Question: Compute Affinity Matrix From Distance Matrix
2
6.2 years ago by
United States
ericmajinglong100 wrote:

Hi guys,

I used clustal omega to get a distance matrix of 500 protein sequences (they are homologous to each other).

I want to use affinity propagation to cluster these sequences.

Initially, because I observed by hand that the distance matrix only had values between 0 and 1, with 0 distance = 100% identity, I reasoned that I could just take (1 - distance) to get affinity.

I ran my code, and the clusters looked reasonable, and I thought all was well... until I read that typically, affinity matrices are calculated from distance matrices by applying a "heat kernel". That's when all hell broke loose in my mind.

Did I get the concept of affinity matrix incorrect? Is there an easy way of computing the affinity matrix? scikit-learn offers the following formula:

``````similarity = np.exp(-beta * distance / distance.std())
``````

But what is `beta`, and what is `distance.std()`?

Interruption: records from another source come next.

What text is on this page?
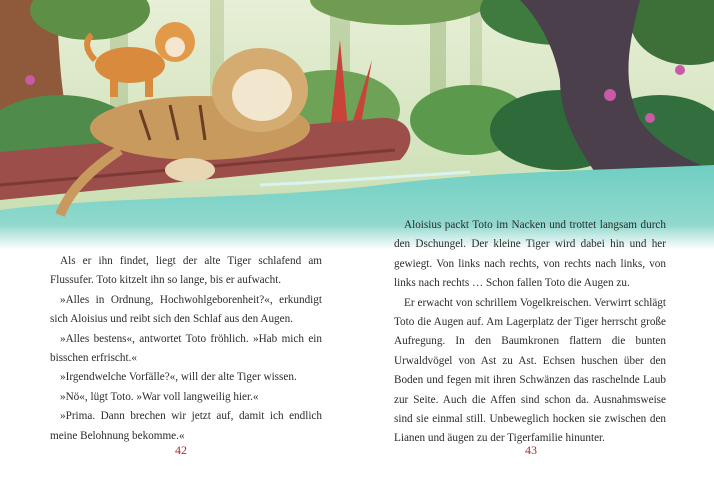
Als er ihn findet, liegt der alte Tiger schlafend am Flussufer. Toto kitzelt ihn so lange, bis er aufwacht.

»Alles in Ordnung, Hochwohlgeborenheit?«, erkundigt sich Aloisius und reibt sich den Schlaf aus den Augen.

»Alles bestens«, antwortet Toto fröhlich. »Hab mich ein bisschen erfrischt.«

»Irgendwelche Vorfälle?«, will der alte Tiger wissen.

»Nö«, lügt Toto. »War voll langweilig hier.«

»Prima. Dann brechen wir jetzt auf, damit ich endlich meine Belohnung bekomme.«

Aloisius packt Toto im Nacken und trottet langsam durch den Dschungel. Der kleine Tiger wird dabei hin und her gewiegt. Von links nach rechts, von rechts nach links, von links nach rechts … Schon fallen Toto die Augen zu.

Er erwacht von schrillem Vogelkreischen. Verwirrt schlägt Toto die Augen auf. Am Lagerplatz der Tiger herrscht große Aufregung. In den Baumkronen flattern die bunten Urwaldvögel von Ast zu Ast. Echsen huschen über den Boden und fegen mit ihren Schwänzen das raschelnde Laub zur Seite. Auch die Affen sind schon da. Ausnahmsweise sind sie einmal still. Unbeweglich hocken sie zwischen den Lianen und äugen zu der Tigerfamilie hinunter.

42	43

I'm quite confused and lost right now with the concepts involved (as opposed to the actual coding implementation), so any help is greatly appreciated!

modified 4.5 years ago by Jean-Karim Heriche19k • written 6.2 years ago by ericmajinglong100
0
4.5 years ago by
United States
learnBioinformatics40 wrote:

In R, it may be calculated:

For example, you have a matrix, saying A, which 200 * 300. [200 sequences, and each equence is presented by 300 features]

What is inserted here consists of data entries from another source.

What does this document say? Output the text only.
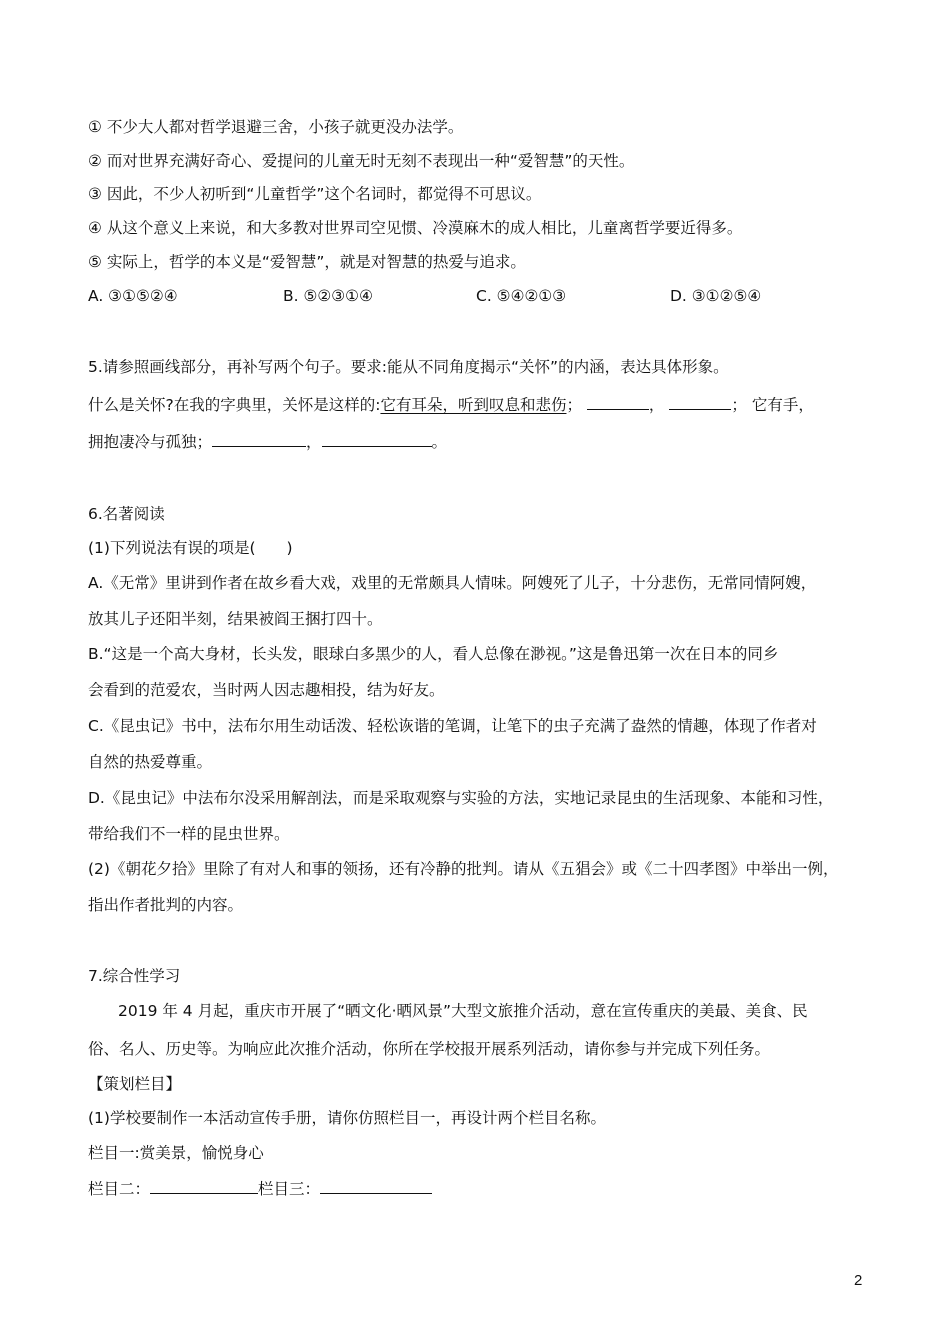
① 不少大人都对哲学退避三舍，小孩子就更没办法学。
② 而对世界充满好奇心、爱提问的儿童无时无刻不表现出一种“爱智慧”的天性。
③ 因此，不少人初听到“儿童哲学”这个名词时，都觉得不可思议。
④ 从这个意义上来说，和大多教对世界司空见惯、冷漠麻木的成人相比，儿童离哲学要近得多。
⑤ 实际上，哲学的本义是“爱智慧”，就是对智慧的热爱与追求。
A. ③①⑤②④	B. ⑤②③①④	C. ⑤④②①③	D. ③①②⑤④
5.请参照画线部分，再补写两个句子。要求:能从不同角度揭示“关怀”的内涵，表达具体形象。
什么是关怀?在我的字典里，关怀是这样的:它有耳朵，听到叹息和悲伤；	，	； 它有手，
拥抱凄冷与孤独；	，	。
6.名著阅读
(1)下列说法有误的项是(　　)
A.《无常》里讲到作者在故乡看大戏，戏里的无常颇具人情味。阿嫂死了儿子，十分悲伤，无常同情阿嫂，
放其儿子还阳半刻，结果被阎王捆打四十。
B.“这是一个高大身材，长头发，眼球白多黑少的人，看人总像在渺视。”这是鲁迅第一次在日本的同乡
会看到的范爱农，当时两人因志趣相投，结为好友。
C.《昆虫记》书中，法布尔用生动话泼、轻松诙谐的笔调，让笔下的虫子充满了盎然的情趣，体现了作者对
自然的热爱尊重。
D.《昆虫记》中法布尔没采用解剖法，而是采取观察与实验的方法，实地记录昆虫的生活现象、本能和习性，
带给我们不一样的昆虫世界。
(2)《朝花夕拾》里除了有对人和事的领扬，还有冷静的批判。请从《五猖会》或《二十四孝图》中举出一例，
指出作者批判的内容。
7.综合性学习
2019 年 4 月起，重庆市开展了“晒文化·晒风景”大型文旅推介活动，意在宣传重庆的美最、美食、民
俗、名人、历史等。为响应此次推介活动，你所在学校报开展系列活动，请你参与并完成下列任务。
【策划栏目】
(1)学校要制作一本活动宣传手册，请你仿照栏目一，再设计两个栏目名称。
栏目一:赏美景，愉悦身心
栏目二：	栏目三：
2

library(fields)   # fast way to calculate the distance

dist <- (rdist(A))^2    # dist is 200 * 200 distance matrix

t <- mean(dist)

simMat <- exp(-dist / (2 * t^2))

Maybe, here simMat is what you want.

Hope this help.

0
4.5 years ago by
EMBL Heidelberg, Germany
Jean-Karim Heriche19k wrote:

An affinity matrix is simply a similarity matrix used as input to the affinity propagation algorithm. From http://www.psi.toronto.edu/index.php?q=affinity%20propagation:
Affinity propagation ... takes as input measures of similarity between pairs of data points ...

In the context of clustering, a similarity measure is just the converse of a distance i.e. a distance of 0 means highest similarity. If your distance metric d is between 0 and 1 then s = 1 - d is a  valid similarity measure. You can also convert a distance into a similarity using a radial basis function (a.k.a Gaussian/heat kernel).